Pour tout un ensemble de traditions anthropologiques (et pas seulement celles que l’on pourrait rattacher à l’anthropologie structurale ou néo-symboliste) l’horizon du développement, qui semblait faire partie tout naturellement de tout terrain ethnologique jusque dans les années 1970 [22], s’évanouit subitement à la fois à cause du caractère de plus en plus circonscrit mais aussi transversal des objets de recherche ordinaires et par la constitution de plus en plus visible et opérationnelle d’une anthropologie du développement en tant que telle. Cette dernière a fini par fonder sa propre tradition autonome en réorganisant ses propres thématiques et ses propres méthodologies, confortée de plus par une certaine demande institutionnelle ou politique quasiment absente dans les domaines centraux et classiques de la discipline. Malgré leur séparation de plus en plus marquée avec la sociologie ou avec les autres sciences sociales, l’ethnologie et l’anthropologie du développement se sont transformées en une préoccupation passablement exotique au second degré au sein des dynamiques de plus en plus éclatées des courants centraux de l’ethnologie et de l’anthropologie. Certes l’autonomie reconnue d’un objet disciplinaire est souvent considérée comme le gage d’une meilleure scientificité. Il est néanmoins possible d’évaluer le degré de reconnaissance disciplinaire de cette sous-discipline du « développement » en mesurant la faible place de ce thème dans les doctorats et les qualifications, dans les tables des matières des périodiques scientifiques et bien entendu dans les retombées médiatiques et publiques. L’étude de la modernité mondialisée extrême, du fonctionnement des mégastructures institutionnelles [102] internationales, nationales ou non-gouvernementales des terrains aux sièges [23] implique la prise en compte indispensable de l’ensemble des acteurs (depuis les acteurs professionnels du Sud, animateurs locaux, agents des ong et enfin des appareils d’État jusqu’aux agents insérés dans les structures mêmes du développement) et le traitement des « indigènes » comme des acteurs sociopolitiques actifs à part entière, et non comme de simples bénéficiaires, victimes de l’Occident capitaliste puis mondial.

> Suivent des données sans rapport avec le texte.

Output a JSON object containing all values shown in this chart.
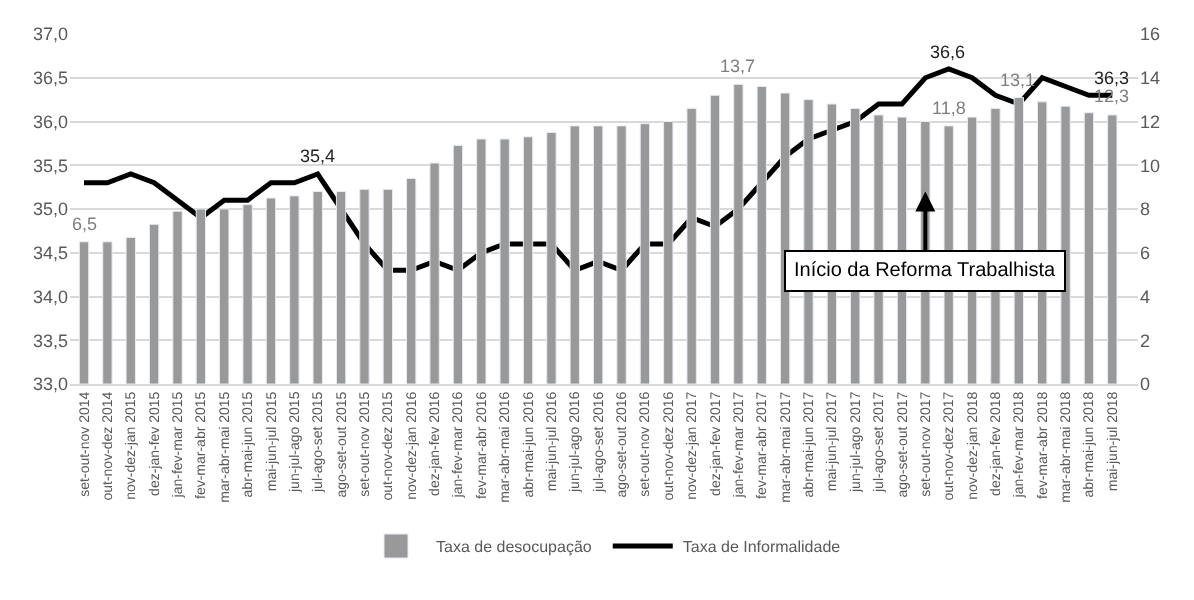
{
  "chart_data": {
    "type": "bar",
    "categories": [
      "set-out-nov 2014",
      "out-nov-dez 2014",
      "nov-dez-jan 2015",
      "dez-jan-fev 2015",
      "jan-fev-mar 2015",
      "fev-mar-abr 2015",
      "mar-abr-mai 2015",
      "abr-mai-jun 2015",
      "mai-jun-jul 2015",
      "jun-jul-ago 2015",
      "jul-ago-set 2015",
      "ago-set-out 2015",
      "set-out-nov 2015",
      "out-nov-dez 2015",
      "nov-dez-jan 2016",
      "dez-jan-fev 2016",
      "jan-fev-mar 2016",
      "fev-mar-abr 2016",
      "mar-abr-mai 2016",
      "abr-mai-jun 2016",
      "mai-jun-jul 2016",
      "jun-jul-ago 2016",
      "jul-ago-set 2016",
      "ago-set-out 2016",
      "set-out-nov 2016",
      "out-nov-dez 2016",
      "nov-dez-jan 2017",
      "dez-jan-fev 2017",
      "jan-fev-mar 2017",
      "fev-mar-abr 2017",
      "mar-abr-mai 2017",
      "abr-mai-jun 2017",
      "mai-jun-jul 2017",
      "jun-jul-ago 2017",
      "jul-ago-set 2017",
      "ago-set-out 2017",
      "set-out-nov 2017",
      "out-nov-dez 2017",
      "nov-dez-jan 2018",
      "dez-jan-fev 2018",
      "jan-fev-mar 2018",
      "fev-mar-abr 2018",
      "mar-abr-mai 2018",
      "abr-mai-jun 2018",
      "mai-jun-jul 2018"
    ],
    "series": [
      {
        "name": "Taxa de desocupação",
        "axis": "y2",
        "color": "#999999",
        "values": [
          6.5,
          6.5,
          6.7,
          7.3,
          7.9,
          8.0,
          8.0,
          8.2,
          8.5,
          8.6,
          8.8,
          8.8,
          8.9,
          8.9,
          9.4,
          10.1,
          10.9,
          11.2,
          11.2,
          11.3,
          11.5,
          11.8,
          11.8,
          11.8,
          11.9,
          12.0,
          12.6,
          13.2,
          13.7,
          13.6,
          13.3,
          13.0,
          12.8,
          12.6,
          12.3,
          12.2,
          12.0,
          11.8,
          12.2,
          12.6,
          13.1,
          12.9,
          12.7,
          12.4,
          12.3
        ],
        "value_labels": [
          "6,5",
          null,
          null,
          null,
          null,
          null,
          null,
          null,
          null,
          null,
          null,
          null,
          null,
          null,
          null,
          null,
          null,
          null,
          null,
          null,
          null,
          null,
          null,
          null,
          null,
          null,
          null,
          null,
          "13,7",
          null,
          null,
          null,
          null,
          null,
          null,
          null,
          null,
          "11,8",
          null,
          null,
          "13,1",
          null,
          null,
          null,
          "12,3"
        ]
      },
      {
        "name": "Taxa de Informalidade",
        "type": "line",
        "axis": "y",
        "color": "#000000",
        "values": [
          35.3,
          35.3,
          35.4,
          35.3,
          35.1,
          34.9,
          35.1,
          35.1,
          35.3,
          35.3,
          35.4,
          35.0,
          34.6,
          34.3,
          34.3,
          34.4,
          34.3,
          34.5,
          34.6,
          34.6,
          34.6,
          34.3,
          34.4,
          34.3,
          34.6,
          34.6,
          34.9,
          34.8,
          35.0,
          35.3,
          35.6,
          35.8,
          35.9,
          36.0,
          36.2,
          36.2,
          36.5,
          36.6,
          36.5,
          36.3,
          36.2,
          36.5,
          36.4,
          36.3,
          36.3
        ],
        "value_labels": [
          null,
          null,
          null,
          null,
          null,
          null,
          null,
          null,
          null,
          null,
          "35,4",
          null,
          null,
          null,
          null,
          null,
          null,
          null,
          null,
          null,
          null,
          null,
          null,
          null,
          null,
          null,
          null,
          null,
          null,
          null,
          null,
          null,
          null,
          null,
          null,
          null,
          null,
          "36,6",
          null,
          null,
          null,
          null,
          null,
          null,
          "36,3"
        ]
      }
    ],
    "ylim": [
      33,
      37
    ],
    "yticks": [
      {
        "value": 33,
        "label": "33,0"
      },
      {
        "value": 33.5,
        "label": "33,5"
      },
      {
        "value": 34,
        "label": "34,0"
      },
      {
        "value": 34.5,
        "label": "34,5"
      },
      {
        "value": 35,
        "label": "35,0"
      },
      {
        "value": 35.5,
        "label": "35,5"
      },
      {
        "value": 36,
        "label": "36,0"
      },
      {
        "value": 36.5,
        "label": "36,5"
      },
      {
        "value": 37,
        "label": "37,0"
      }
    ],
    "y2lim": [
      0,
      16
    ],
    "y2ticks": [
      0,
      2,
      4,
      6,
      8,
      10,
      12,
      14,
      16
    ],
    "grid": "y",
    "legend": "bottom",
    "annotations": [
      {
        "text": "Início da Reforma Trabalhista",
        "x": "set-out-nov 2017",
        "y": 35.2
      }
    ]
  }
}
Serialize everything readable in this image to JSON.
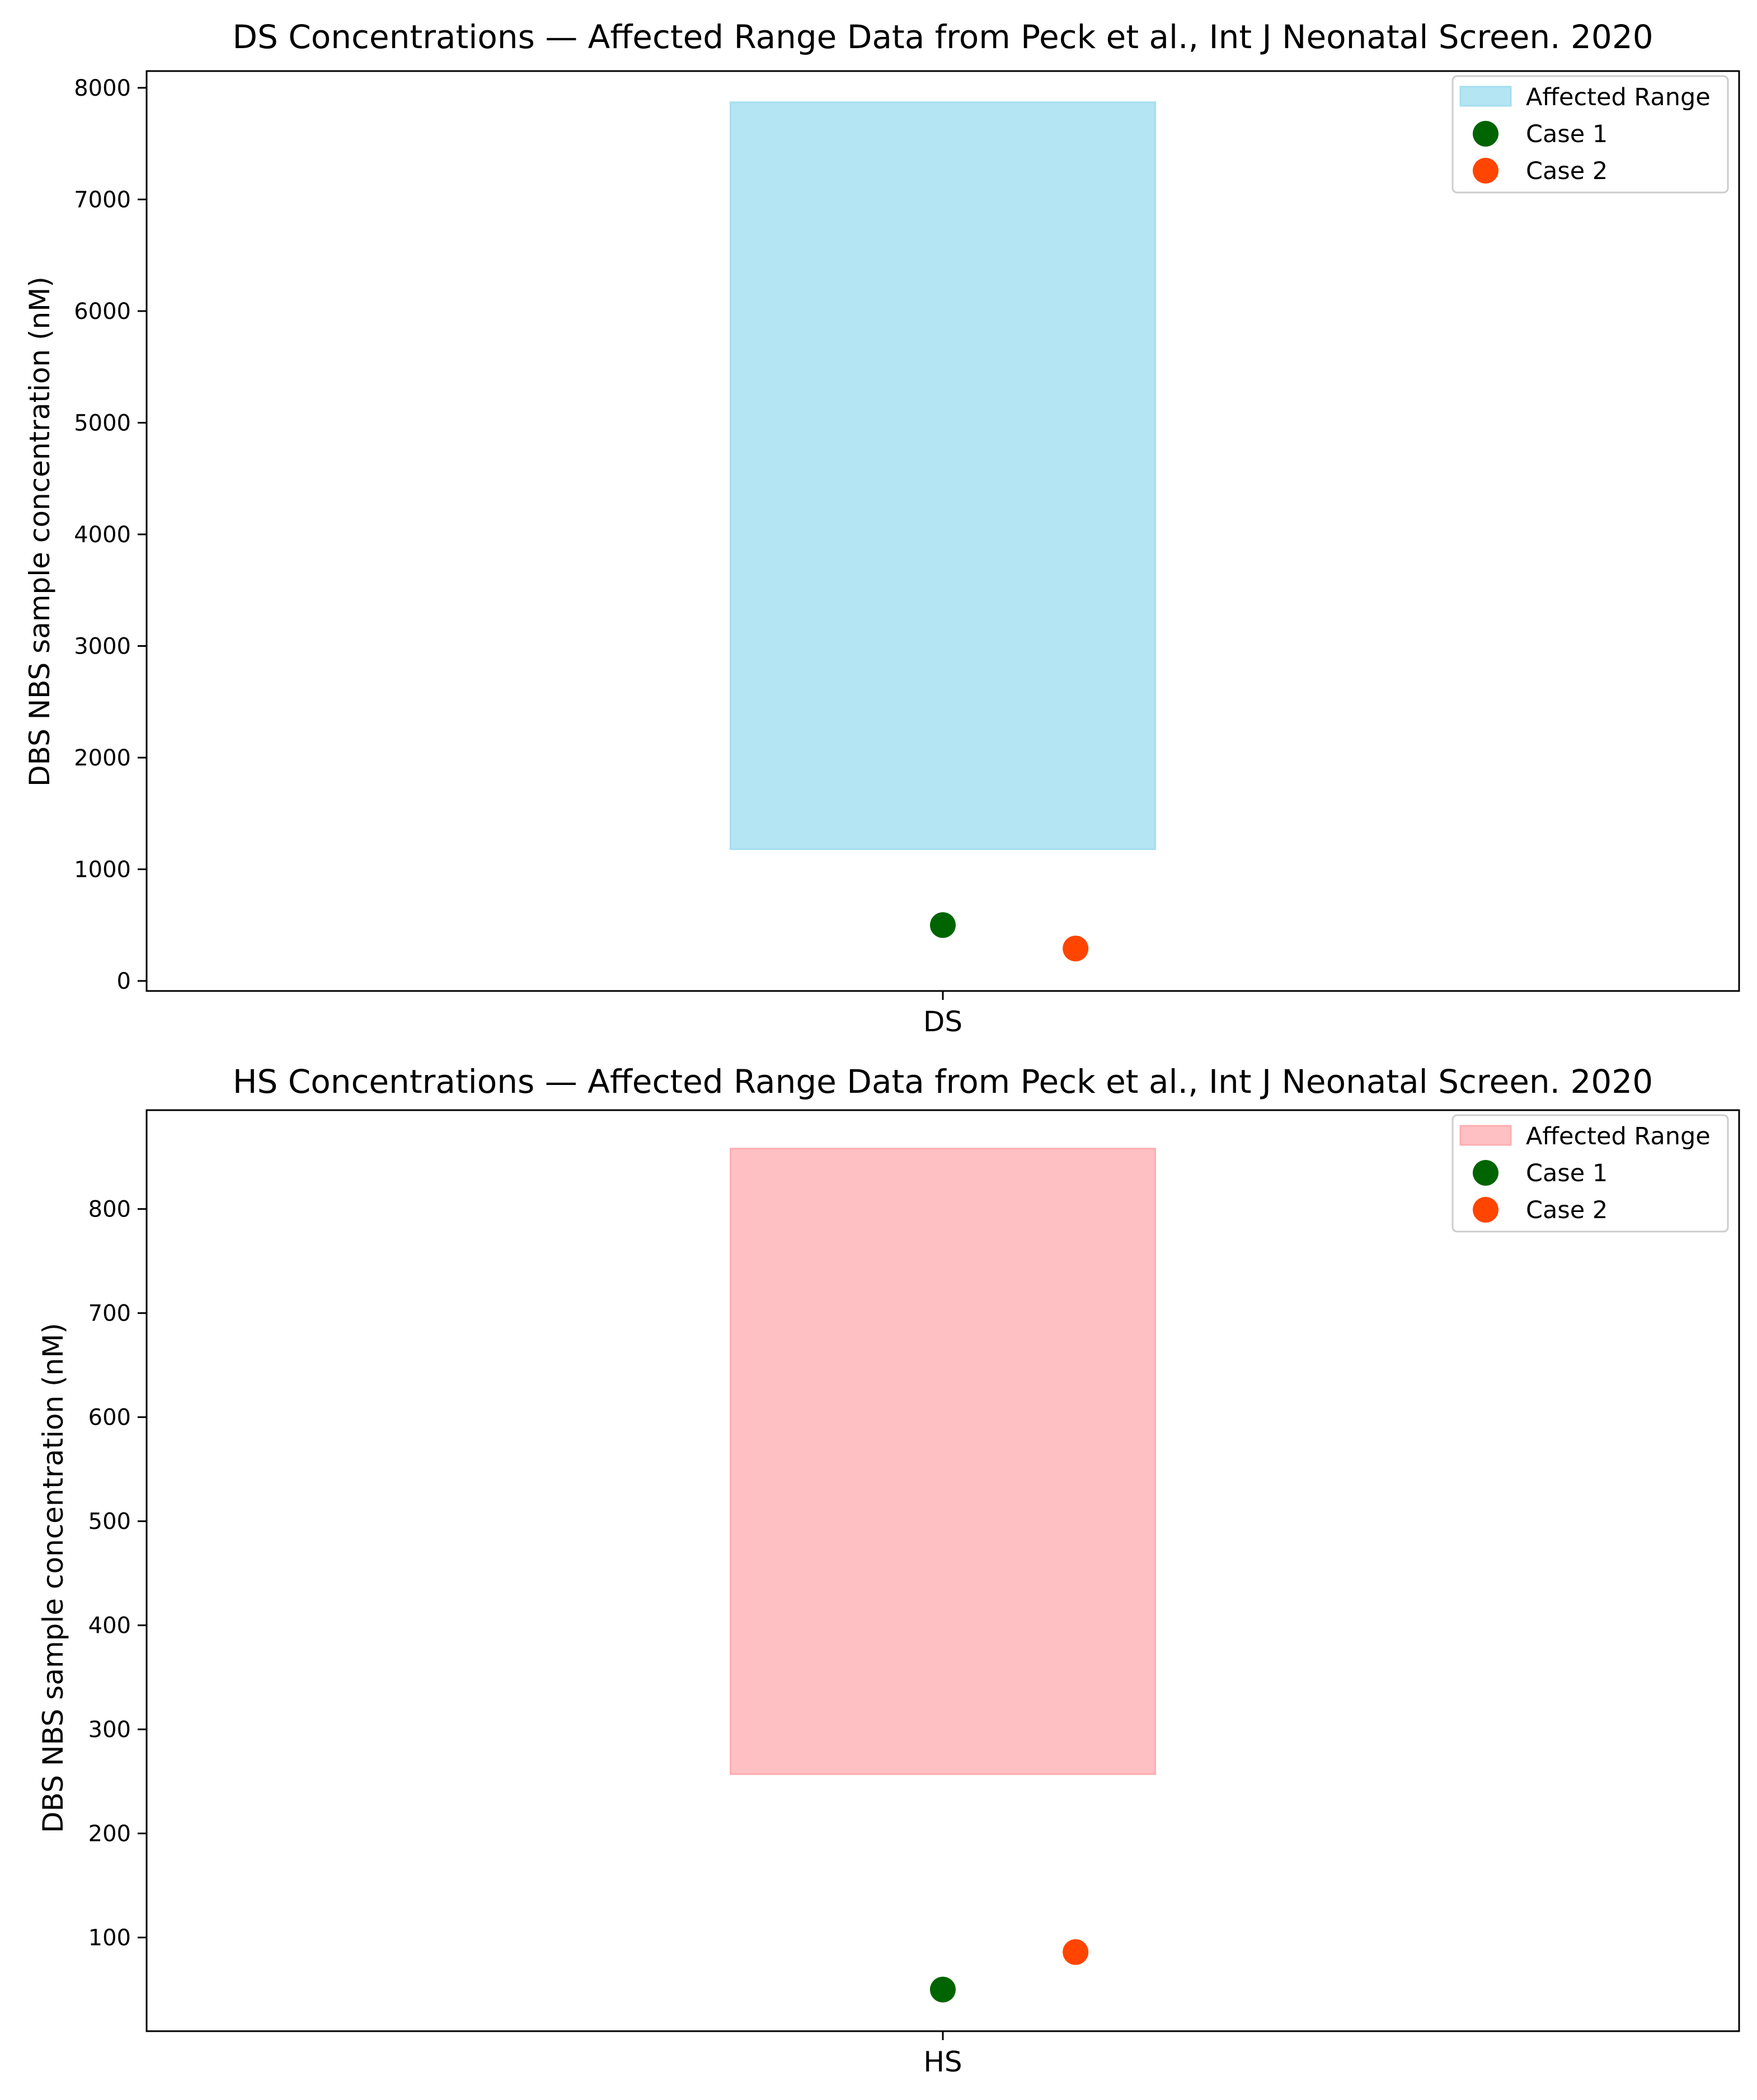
{
  "chart_data": [
    {
      "type": "scatter",
      "title": "DS Concentrations — Affected Range Data from Peck et al., Int J Neonatal Screen. 2020",
      "xlabel": "",
      "ylabel": "DBS NBS sample concentration (nM)",
      "categories": [
        "DS"
      ],
      "ylim": [
        -90,
        8150
      ],
      "yticks": [
        0,
        1000,
        2000,
        3000,
        4000,
        5000,
        6000,
        7000,
        8000
      ],
      "grid": false,
      "legend_position": "top-right",
      "affected_range": {
        "name": "Affected Range",
        "low": 1180,
        "high": 7870,
        "color": "#b3e5f2",
        "edge_color": "#a6def0"
      },
      "series": [
        {
          "name": "Case 1",
          "x": 0.0,
          "y": 500,
          "color": "#006400"
        },
        {
          "name": "Case 2",
          "x": 0.25,
          "y": 290,
          "color": "#ff4500"
        }
      ]
    },
    {
      "type": "scatter",
      "title": "HS Concentrations — Affected Range Data from Peck et al., Int J Neonatal Screen. 2020",
      "xlabel": "",
      "ylabel": "DBS NBS sample concentration (nM)",
      "categories": [
        "HS"
      ],
      "ylim": [
        10,
        895
      ],
      "yticks": [
        100,
        200,
        300,
        400,
        500,
        600,
        700,
        800
      ],
      "grid": false,
      "legend_position": "top-right",
      "affected_range": {
        "name": "Affected Range",
        "low": 257,
        "high": 858,
        "color": "#ffc0c3",
        "edge_color": "#ffadb1"
      },
      "series": [
        {
          "name": "Case 1",
          "x": 0.0,
          "y": 50,
          "color": "#006400"
        },
        {
          "name": "Case 2",
          "x": 0.25,
          "y": 86,
          "color": "#ff4500"
        }
      ]
    }
  ]
}
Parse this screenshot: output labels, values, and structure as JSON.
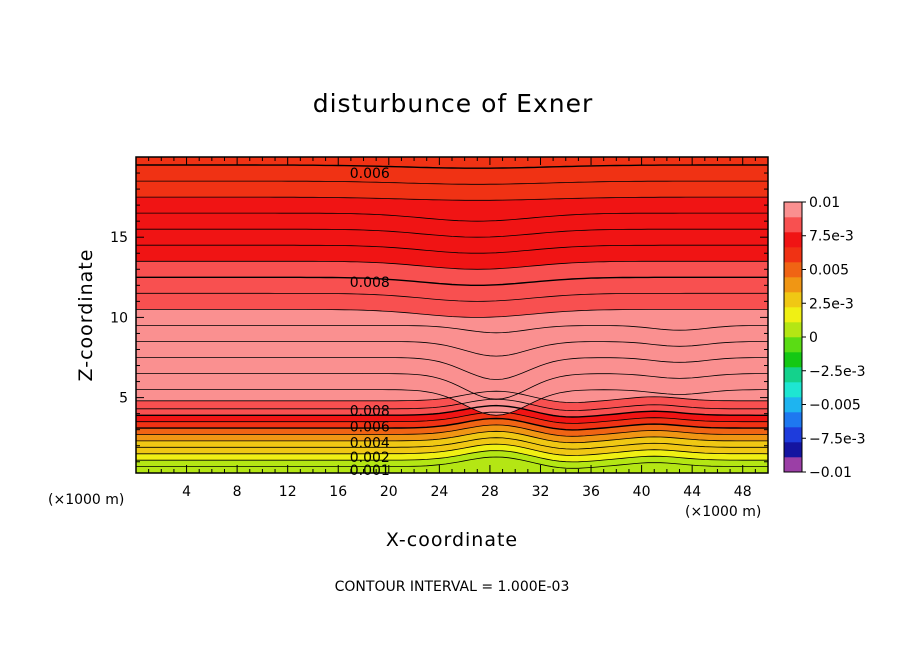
{
  "chart_data": {
    "type": "contour",
    "title": "disturbunce of Exner",
    "xlabel": "X-coordinate",
    "ylabel": "Z-coordinate",
    "x_unit": "(×1000 m)",
    "y_unit": "(×1000 m)",
    "xlim": [
      0,
      50
    ],
    "ylim": [
      0.3,
      20
    ],
    "xticks": [
      4,
      8,
      12,
      16,
      20,
      24,
      28,
      32,
      36,
      40,
      44,
      48
    ],
    "yticks": [
      5,
      10,
      15
    ],
    "contour_interval_text": "CONTOUR INTERVAL = 1.000E-03",
    "contour_labels": [
      {
        "text": "0.006",
        "x": 18.5,
        "z": 19.0
      },
      {
        "text": "0.008",
        "x": 18.5,
        "z": 12.2
      },
      {
        "text": "0.008",
        "x": 18.5,
        "z": 4.2
      },
      {
        "text": "0.006",
        "x": 18.5,
        "z": 3.2
      },
      {
        "text": "0.004",
        "x": 18.5,
        "z": 2.2
      },
      {
        "text": "0.002",
        "x": 18.5,
        "z": 1.3
      },
      {
        "text": "0.001",
        "x": 18.5,
        "z": 0.5
      }
    ],
    "colorbar": {
      "vmin": -0.01,
      "vmax": 0.01,
      "labels": [
        {
          "text": "0.01",
          "value": 0.01
        },
        {
          "text": "7.5e-3",
          "value": 0.0075
        },
        {
          "text": "0.005",
          "value": 0.005
        },
        {
          "text": "2.5e-3",
          "value": 0.0025
        },
        {
          "text": "0",
          "value": 0
        },
        {
          "text": "-2.5e-3",
          "value": -0.0025
        },
        {
          "text": "-0.005",
          "value": -0.005
        },
        {
          "text": "-7.5e-3",
          "value": -0.0075
        },
        {
          "text": "-0.01",
          "value": -0.01
        }
      ],
      "colors": [
        "#9b3fa6",
        "#1414a0",
        "#1e3cdc",
        "#1e78f0",
        "#1eb4f0",
        "#1ee6d2",
        "#14d28c",
        "#14c814",
        "#5adc14",
        "#b4e614",
        "#f0f014",
        "#f0c814",
        "#f09614",
        "#f06414",
        "#f03214",
        "#f01414",
        "#f85050",
        "#fa9090"
      ]
    },
    "bands": [
      {
        "z": 0.3,
        "value": 0.0004
      },
      {
        "z": 0.7,
        "value": 0.001
      },
      {
        "z": 1.1,
        "value": 0.0016
      },
      {
        "z": 1.5,
        "value": 0.0024
      },
      {
        "z": 1.9,
        "value": 0.0032
      },
      {
        "z": 2.3,
        "value": 0.0042
      },
      {
        "z": 2.7,
        "value": 0.0052
      },
      {
        "z": 3.1,
        "value": 0.0062
      },
      {
        "z": 3.5,
        "value": 0.0072
      },
      {
        "z": 3.9,
        "value": 0.008
      },
      {
        "z": 4.3,
        "value": 0.0086
      },
      {
        "z": 4.8,
        "value": 0.009
      },
      {
        "z": 5.5,
        "value": 0.0094
      },
      {
        "z": 6.5,
        "value": 0.0097
      },
      {
        "z": 7.5,
        "value": 0.0096
      },
      {
        "z": 8.5,
        "value": 0.0093
      },
      {
        "z": 9.5,
        "value": 0.009
      },
      {
        "z": 10.5,
        "value": 0.0087
      },
      {
        "z": 11.5,
        "value": 0.0084
      },
      {
        "z": 12.5,
        "value": 0.008
      },
      {
        "z": 13.5,
        "value": 0.0077
      },
      {
        "z": 14.5,
        "value": 0.0074
      },
      {
        "z": 15.5,
        "value": 0.0071
      },
      {
        "z": 16.5,
        "value": 0.0068
      },
      {
        "z": 17.5,
        "value": 0.0065
      },
      {
        "z": 18.5,
        "value": 0.0062
      },
      {
        "z": 19.5,
        "value": 0.0059
      },
      {
        "z": 20.0,
        "value": 0.0058
      }
    ]
  }
}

Il ne s’agit pas, encore une fois, de proposer une nouvelle configuration unifiant l’ensemble des réflexions anthropologiques d’ici et d’ailleurs. Loin de là. Il s’agit simplement de proposer une double réintégration aux effets bénéfiques mutuels. En repositionnant l’anthropologie du développement, au sens le plus large du terme [24], comme une spécialisation généraliste nécessaire et non secondaire et marginale, l’ethnologie et l’anthropologie proposeraient un sens disciplinaire nouveau face au sentiment inconscient et fantasmé, toujours présent chez la plupart des anthropologues, d’un complexe en matière de relation aux terrains dits exotiques et du Sud. Le rapatriement à la fois volontaire et forcé des terrains en Occident (pression de la demande sociale, baisse des budgets, désordres politiques des terrains du Sud) a remis en cause le rapport, initialement colonial nous en convenons, qui nous liait aux Autres mais qui faisait toutefois de la distance et de la différence un instrument heuristique d’observation. L’exotisme est un vilain défaut mais banaliser les autres dans une mondialisation sans centre ni périphérie est un défaut tout aussi vilain ! L’anthropologie du développement construit simultanément l’Autre comme une nécessité objective du paradigme analytique ainsi que le rapport inégal qui le relie encore à nous de manière plus ou moins dépendante. L’anthropologie du développement construit [103] aujourd’hui ce rapport à la fois là-bas (ce qui se faisait déjà depuis longtemps) mais aussi ici chez nous, en Occident dans les complexes institutionnels de la décision et de la gestion des opérations et des programmes (ce qui se fait encore très peu). Elle se construit également dans l’entre-deux des univers migratoires et des recompositions sociales induites simultanément mais contradictoirement au Nord et au Sud par ces derniers [25]. En se [104] reconfigurant ainsi l’anthropologie sociale s’offre les moyens d’une monnaie d’échange avec la sociologie et éventuellement la science politique: elle devient une science sociale respectable et « utile » puisqu’elle s’avère apparemment capable d’aborder la globalité sociale au plan empirique n’importe où au sein de la totalité mondiale et pas seulement aux marges de l’exotisme ou de la crise.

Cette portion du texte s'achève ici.